It is natural for us all to sometimes remain sheltered within the borders of our own "comfort zones," within our well-established securities, where we feel comfortable and safe; but it is precisely when we do experience this sensation that we should begin to worry, suspect something is wrong.
Sometimes we have difficulty accepting that the Church, as it was in the primordial nature of its very first communities, is constantly on the move. Born to be sent out, on the road, to announce good news by preaching across the globe without ever worrying about where to lay down one's head.
In a way, the entire Gospel plays out in a state of continuous motion. Jesus teaches as he walks. His miracles occur when moving from place to place, hiking through a village, nonstop, along roads, paths, locations, streets that are always new.
Here, then, the outline of the prototypical disciple's image: a Man in continuous motion, a man constantly on the move.
The Apostles are invited to go to all nations, to seek the confines of the world; they prefer a boat to a convenient office, a walking cane to a tourist guide.
The testimony of Pope Francis today interrogates us and makes us think.
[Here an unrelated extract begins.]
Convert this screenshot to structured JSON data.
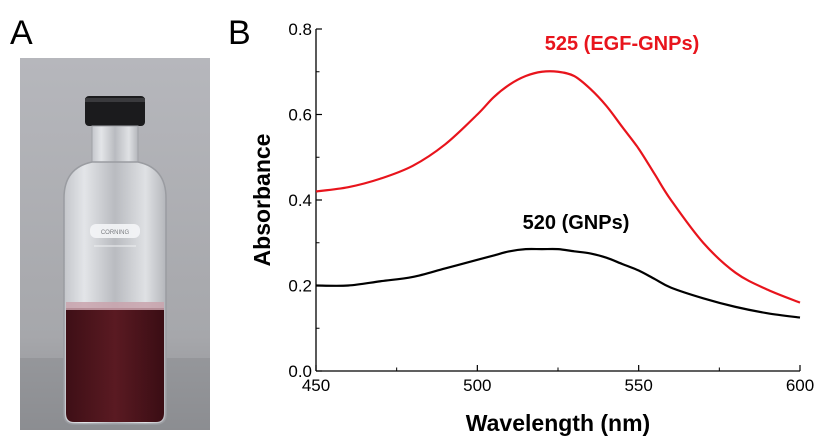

A Church the Pontiff dreams of is about walking along streets and alleys leading to the periphery, the outskirts or inner cities where many are afraid to venture, places where poverty summons love. A Pope who travels to Africa, arrives in the outskirts of Bangui to open the Holy Door, travels to Egypt to talk with other confessional leaders, arrives in Cuba, Korea and Paraguay ... visits prisons, hospitals, meets the refugees.
The photos of the afflicted, wounded, and bleeding – yet smiling - face of the Holy Father may only scandalize those who, behind their desks, promote an aseptic religion far from the poor; but they certainly encourage the many people who dream of a Church with "worn-out shoes for the many roads taken."
Getting out of our own "Comfort Zone" means abandoning our fears, walking with determination as our Fathers in faith did; it means having the courage to tread new roads, explore new horizons, to deal with different people, to plan and work in new creative ways. "We can no longer remain calm, at rest, waiting passively, within our churches."* (EG15)
The Gospel always invites us to take the risk of facing the other." (EG88)
Let us ask ourselves what our own "comfort zone" is before the Evangelical message?
* V GENERAL CONFERENCE OF LATIN AMERICAN AND CARIBBEAN EPISCOPATE, Aparecida Document (May 31, 2007), 548.